Filter point pen that rounds point coordinates and component XY offsets to integer. For rounding the component scale values, a separate round function can be passed to the pen.

>>> from fontTools.pens.recordingPen import RecordingPointPen
>>> recpen = RecordingPointPen()
>>> roundpen = RoundingPointPen(recpen)
>>> roundpen.beginPath()
>>> roundpen.addPoint((0.4, 0.6), 'line')
>>> roundpen.addPoint((1.6, 2.5), 'line')
>>> roundpen.addPoint((2.4, 4.6))
>>> roundpen.addPoint((3.3, 5.7))
>>> roundpen.addPoint((4.9, 6.1), 'qcurve')
>>> roundpen.endPath()
>>> roundpen.addComponent("a", (1.5, 0, 0, 1.5, 10.5, -10.5))
>>> recpen.value == [
...     ('beginPath', (), {}),
...     ('addPoint', ((0, 1), 'line', False, None), {}),
...     ('addPoint', ((2, 3), 'line', False, None), {}),
...     ('addPoint', ((2, 5), None, False, None), {}),
...     ('addPoint', ((3, 6), None, False, None), {}),
...     ('addPoint', ((5, 6), 'qcurve', False, None), {}),
...     ('endPath', (), {}),
...     ('addComponent', ('a', (1.5, 0, 0, 1.5, 11, -10)), {}),
... ]
True

addComponent(baseGlyphName, transformation, identifier=None, **kwargs)[source]: Add a sub glyph.

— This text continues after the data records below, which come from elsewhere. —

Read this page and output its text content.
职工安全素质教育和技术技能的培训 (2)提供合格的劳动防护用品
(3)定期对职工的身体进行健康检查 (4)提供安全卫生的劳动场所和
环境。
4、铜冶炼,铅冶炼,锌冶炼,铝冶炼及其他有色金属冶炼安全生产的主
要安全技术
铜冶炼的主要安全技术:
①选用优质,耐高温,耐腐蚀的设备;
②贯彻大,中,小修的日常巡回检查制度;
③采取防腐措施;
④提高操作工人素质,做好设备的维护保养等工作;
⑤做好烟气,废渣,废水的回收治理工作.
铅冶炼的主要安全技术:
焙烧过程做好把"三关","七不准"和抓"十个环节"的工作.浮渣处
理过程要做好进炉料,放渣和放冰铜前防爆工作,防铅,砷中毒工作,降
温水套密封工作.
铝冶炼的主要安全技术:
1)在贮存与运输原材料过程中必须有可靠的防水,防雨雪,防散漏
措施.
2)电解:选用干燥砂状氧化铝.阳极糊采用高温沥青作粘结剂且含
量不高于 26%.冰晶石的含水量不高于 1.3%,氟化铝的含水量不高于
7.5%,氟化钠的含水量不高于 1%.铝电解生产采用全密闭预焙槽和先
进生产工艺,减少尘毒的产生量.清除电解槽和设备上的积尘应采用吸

addPoint(pt, segmentType=None, smooth=False, name=None, identifier=None, **kwargs)[source]: Add a point to the current sub path.

addVarComponent(glyphName: str, transformation: DecomposedTransform, location: Dict[str, float], identifier: str | None = None, **kwargs: Any) → None: Add a VarComponent sub glyph. The ‘transformation’ argument must be a DecomposedTransform from the fontTools.misc.transform module, and the ‘location’ argument must be a dictionary mapping axis tags to their locations.

beginPath(**kwargs): Start a new sub path.

endPath(): End the current sub path.